Rose suggested that two concerns in attempting to tell a story of illness are the “fall into medical discourse and the escape to a view of illness as metaphor … [m]edicine and I have dismissed each other … [w]e do not have enough command of each other's language for the exchange to be fruitful”.27 Though patients often try to adopt medical terminology in an attempt to place themselves equally with their physicians, its use may unintentionally reinforce the authority of the medical establishment because even while the patient uses it, the medical language is divorced from experience.27 The result is often that patients surrender to the power of the medical narrative.

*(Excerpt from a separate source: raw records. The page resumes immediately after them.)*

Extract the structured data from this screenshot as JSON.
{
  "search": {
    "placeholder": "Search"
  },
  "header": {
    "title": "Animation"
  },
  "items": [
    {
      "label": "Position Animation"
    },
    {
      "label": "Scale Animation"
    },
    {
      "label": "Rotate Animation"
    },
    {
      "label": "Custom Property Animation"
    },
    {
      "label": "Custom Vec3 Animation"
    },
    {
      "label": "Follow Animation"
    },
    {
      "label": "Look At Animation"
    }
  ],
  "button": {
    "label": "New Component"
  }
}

The second concern, viewing illness as metaphor, has been addressed by Sontag. Sontag suggested that not only is illness not a metaphor but to treat it as such is a distortion of the reality of illness.28 She asserted that metaphor permits the illness to represent the sufferer's, as opposed to the illness', character. “Sadness made one ‘interesting’,” noted Sontag (p31).28 There may be times when individuals experiencing depression, looking for the words to describe their emotions, must use metaphor. The depth of sadness in depression is difficult to describe without using some other image to shape it and make it real. However, Sontag emphasised that a disease should simply be regarded as a disease, though it is doubtful that Sontag would have asked narrative authors to cease the search for language to describe their experiences. Thus, the use of metaphor offers opportunities for understanding unlikely in technical language.
Conclusion
Because health is often something of an afterthought until it declines, there is frequently more to learn from the response to illness than from the response to good health. Morris asserts that “[i]llness always seems to tell us more about a person or an era than health does”, and suggests a biocultural approach to 21st century illness (Morris, p52).29 Narratives then, including firsthand experiential accounts, official accounts such as medical records and diagnostic criteria, and especially those culturally common accounts, such as popular literature, that express the attitudes and beliefs of a particular society, can be particularly helpful in a biocultural approach to illness. According to Morris,
Narrative will never replace lasers … medicine attuned to the influence of mind, emotion, and culture can help greatly in addressing illnesses that … involve … issues of personal behavio[u]r and of public health … In respecting rather than dismissing a patient's narrative, it can offer a means of healing where cure may be impossible … (Morris, p276–7)29
Though discoveries in medicine only point out what was there even before it was known, the ability of medicine to transform that discovery into something that assists human health or alleviates human suffering presents both gifts and challenges. However, neither scientific discoveries nor the human response to them occur in a vacuum. Each must be considered within their historical and sociocultural contexts. Applied to this inquiry, the humanities probe the official language and practice of medicine and their historical and sociocultural contexts.